Archive for the ‘achieving’ Tag
Do I need to?
It has been over 3 months since my last post. I have not been lazy to write – As a matter of fact, I am hardly lazy when it comes to writing. I love writing. But, then, there was a thought – Why write what I write? I don’t write to preach; I am hardly qualified in that department. I write because I love. I don’t write when my mind is full. I write when my mind is empty.
These three months, I have been emptying my mind of the thought that it was getting full. I was letting go of my philosophical ego that was starting to take me over. I was emptying my mind of all the things that I thought I could do and I could not do. I was emptying my compulsive desires to conquer, communicate, establish, achieve, dream, …
It took me three months to understand the difference between compulsive and complimentary. Compulsive goals or desires are what we create because our world becomes blank without them – recognition, money, status and so forth. The problem with compulsive goals are that they neither do any justice to us nor lets us do any justice to them. When I chase a dream that was born out a compulsive desire for recognition, when it eludes me, I am unhappy and when I achieve it, it is unhappy and transforms into something else.
Then there are complimentary goals – the goals that compliment our existence. They are actually not goals that one sets. They evolve out of us ceremoniously dancing to beat of our own heart. There is never a need to prove one’s self. There is never a need to achieve. Achievements and results are byproducts of the spiritual union between what needs to be done and what one is born to do. There are no metrics to judge.

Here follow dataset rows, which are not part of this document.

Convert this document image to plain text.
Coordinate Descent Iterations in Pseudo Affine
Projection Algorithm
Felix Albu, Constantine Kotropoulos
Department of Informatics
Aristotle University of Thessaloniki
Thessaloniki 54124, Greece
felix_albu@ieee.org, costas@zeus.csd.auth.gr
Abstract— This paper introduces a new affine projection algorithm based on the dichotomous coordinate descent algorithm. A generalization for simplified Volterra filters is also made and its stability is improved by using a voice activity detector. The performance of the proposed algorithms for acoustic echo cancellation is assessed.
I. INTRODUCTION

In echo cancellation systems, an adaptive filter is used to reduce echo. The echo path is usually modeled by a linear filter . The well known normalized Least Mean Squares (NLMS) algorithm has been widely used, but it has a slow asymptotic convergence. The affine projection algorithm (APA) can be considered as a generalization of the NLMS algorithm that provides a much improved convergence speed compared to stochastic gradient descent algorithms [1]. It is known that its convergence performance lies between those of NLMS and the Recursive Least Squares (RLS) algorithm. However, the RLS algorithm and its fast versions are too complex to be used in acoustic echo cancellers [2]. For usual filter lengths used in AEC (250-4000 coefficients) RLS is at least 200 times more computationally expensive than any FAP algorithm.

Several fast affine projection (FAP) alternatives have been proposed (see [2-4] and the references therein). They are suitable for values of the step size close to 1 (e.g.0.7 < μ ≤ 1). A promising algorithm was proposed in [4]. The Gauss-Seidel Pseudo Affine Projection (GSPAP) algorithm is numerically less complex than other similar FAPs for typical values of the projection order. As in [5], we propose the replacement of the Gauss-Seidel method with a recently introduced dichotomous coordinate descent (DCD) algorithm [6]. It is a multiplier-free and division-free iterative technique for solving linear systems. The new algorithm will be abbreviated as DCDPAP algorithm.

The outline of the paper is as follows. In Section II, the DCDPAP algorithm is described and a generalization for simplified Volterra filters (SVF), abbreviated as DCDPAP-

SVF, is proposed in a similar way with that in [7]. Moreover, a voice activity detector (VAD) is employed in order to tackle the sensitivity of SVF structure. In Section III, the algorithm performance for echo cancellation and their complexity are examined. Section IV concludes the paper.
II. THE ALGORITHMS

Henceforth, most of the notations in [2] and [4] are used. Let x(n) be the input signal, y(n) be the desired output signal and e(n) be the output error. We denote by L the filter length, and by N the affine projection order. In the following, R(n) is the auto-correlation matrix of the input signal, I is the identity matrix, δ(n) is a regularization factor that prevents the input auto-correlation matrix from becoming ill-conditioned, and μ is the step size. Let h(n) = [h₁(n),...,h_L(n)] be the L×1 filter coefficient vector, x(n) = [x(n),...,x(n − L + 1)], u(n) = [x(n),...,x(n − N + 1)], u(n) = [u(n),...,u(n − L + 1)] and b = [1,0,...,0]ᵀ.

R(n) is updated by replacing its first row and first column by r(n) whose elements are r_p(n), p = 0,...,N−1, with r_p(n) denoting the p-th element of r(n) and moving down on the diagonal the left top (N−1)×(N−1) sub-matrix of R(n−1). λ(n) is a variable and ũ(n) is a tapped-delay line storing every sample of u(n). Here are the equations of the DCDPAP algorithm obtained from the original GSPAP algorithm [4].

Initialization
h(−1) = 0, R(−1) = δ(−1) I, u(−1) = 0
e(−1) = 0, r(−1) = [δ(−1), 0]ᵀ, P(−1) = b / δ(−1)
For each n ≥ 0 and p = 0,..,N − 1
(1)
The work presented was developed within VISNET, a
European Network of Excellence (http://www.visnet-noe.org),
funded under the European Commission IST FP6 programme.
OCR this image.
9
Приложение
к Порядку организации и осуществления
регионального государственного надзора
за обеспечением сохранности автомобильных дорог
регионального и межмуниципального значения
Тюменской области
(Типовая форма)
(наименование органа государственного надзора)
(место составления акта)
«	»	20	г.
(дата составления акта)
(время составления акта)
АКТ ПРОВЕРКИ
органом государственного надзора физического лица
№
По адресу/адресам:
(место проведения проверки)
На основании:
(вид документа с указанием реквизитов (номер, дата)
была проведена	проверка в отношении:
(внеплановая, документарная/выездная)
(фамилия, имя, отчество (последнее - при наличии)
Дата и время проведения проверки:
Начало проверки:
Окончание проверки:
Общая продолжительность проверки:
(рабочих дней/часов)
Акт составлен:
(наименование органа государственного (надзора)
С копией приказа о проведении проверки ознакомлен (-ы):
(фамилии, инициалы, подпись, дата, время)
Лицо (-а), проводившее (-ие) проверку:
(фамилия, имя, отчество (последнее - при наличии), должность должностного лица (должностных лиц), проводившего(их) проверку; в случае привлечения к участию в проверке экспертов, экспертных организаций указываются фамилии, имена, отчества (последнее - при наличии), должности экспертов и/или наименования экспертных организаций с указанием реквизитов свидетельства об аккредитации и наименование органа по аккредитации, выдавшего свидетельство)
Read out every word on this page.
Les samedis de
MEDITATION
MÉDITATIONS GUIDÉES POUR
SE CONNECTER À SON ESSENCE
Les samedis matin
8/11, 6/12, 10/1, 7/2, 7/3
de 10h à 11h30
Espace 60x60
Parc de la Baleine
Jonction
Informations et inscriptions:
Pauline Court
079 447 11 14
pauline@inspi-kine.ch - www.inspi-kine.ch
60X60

I am back to writing. When I write, my heart pumps and I go in a trance. This needs to be done and maybe this is what I was born to do.
Evaluate your progress after 10,000 hrs
I was listening to Malcom Gladwell on CNN couple of days back. Amazing guy, I love his take on simple things in life. Anyway, he was talking to Fareed Zakaria about his recent book “The Outliers“. If you don’t know what that book is about, here is a simple one-line jist until you read it sometime – “Behind every great person’s success there are two things – the time they are born and 10,000 hrs of sheer hard work”. The first factor of when you are born is pre-determined, I guess. You cannot do much about it other than make the best out of it. The second factor is interesting – 10,000 hrs of hard work. So, Gladwell in his interview said that he believed talent to be the desire to put 10,000 hrs of effort into something you want to do.
This is my take on this humdinger. Evaluate yourself after 10,000 hours. You might reach success before that or after that. In general, success is relative and cannot be accurtely quantified. However, after 10,000 hrs of work, you can start evaluating your progress. It will give you a _very_good_ overview of where you stand. Until the 10,000th hour, keep chugging. If our goal is to keep adding on quality hours to our project, when we hit 10,000, we would have accomplished lot of things. An easy way to remember this figure is – If we work 10 hrs a day on something, to reach 10,000 hrs, we need to work for little over 3 years.
Say for instance, you are writing a book. Your goal is to first finish the book and assume you finish the book in one year. The next two years you spend time marketing, publishing, doing book tours, etc. Everything is part of this grand scheme of getting your book published. At the end of the year three, if self-evaluation comes, it will give you a true insight.
Achieving
It is easy to be an achiever. On the other hand, it is very hard to be ordinary. Every person is born to do great things. However, we constrain ourselves within false boundaries and settle for something less. We try to get a job at Google when it is easier to start a company like Google. We strive hard to keep our jobs intact by curbing our natural creativity and flair, while we are born to do otherwise. Achieving is easy. It is actually much easier than convincing ourselves that we should walk by the rules of this world.
The problem is that every one of us has been told in some point of our lives about what is “safe” to do to gain society’s respect. We take these lessons to heart rather than the lessons that come from within us. We “learn” to believe that these fake rules created by people who were scared to explore their inner selves are the rules to live by. Look at every child – he/she is an achiever. They play by their rules and they are not scared by what you think of their perception of the world.
Being an achiever is the easiest and best thing one can do for themselves. All they have to do is be themselves and do things that really make them happy. They have to let their inner child take control of the outer world. If only everybody could do that, we will have this world overflowing with happiness and tale of accomplishments.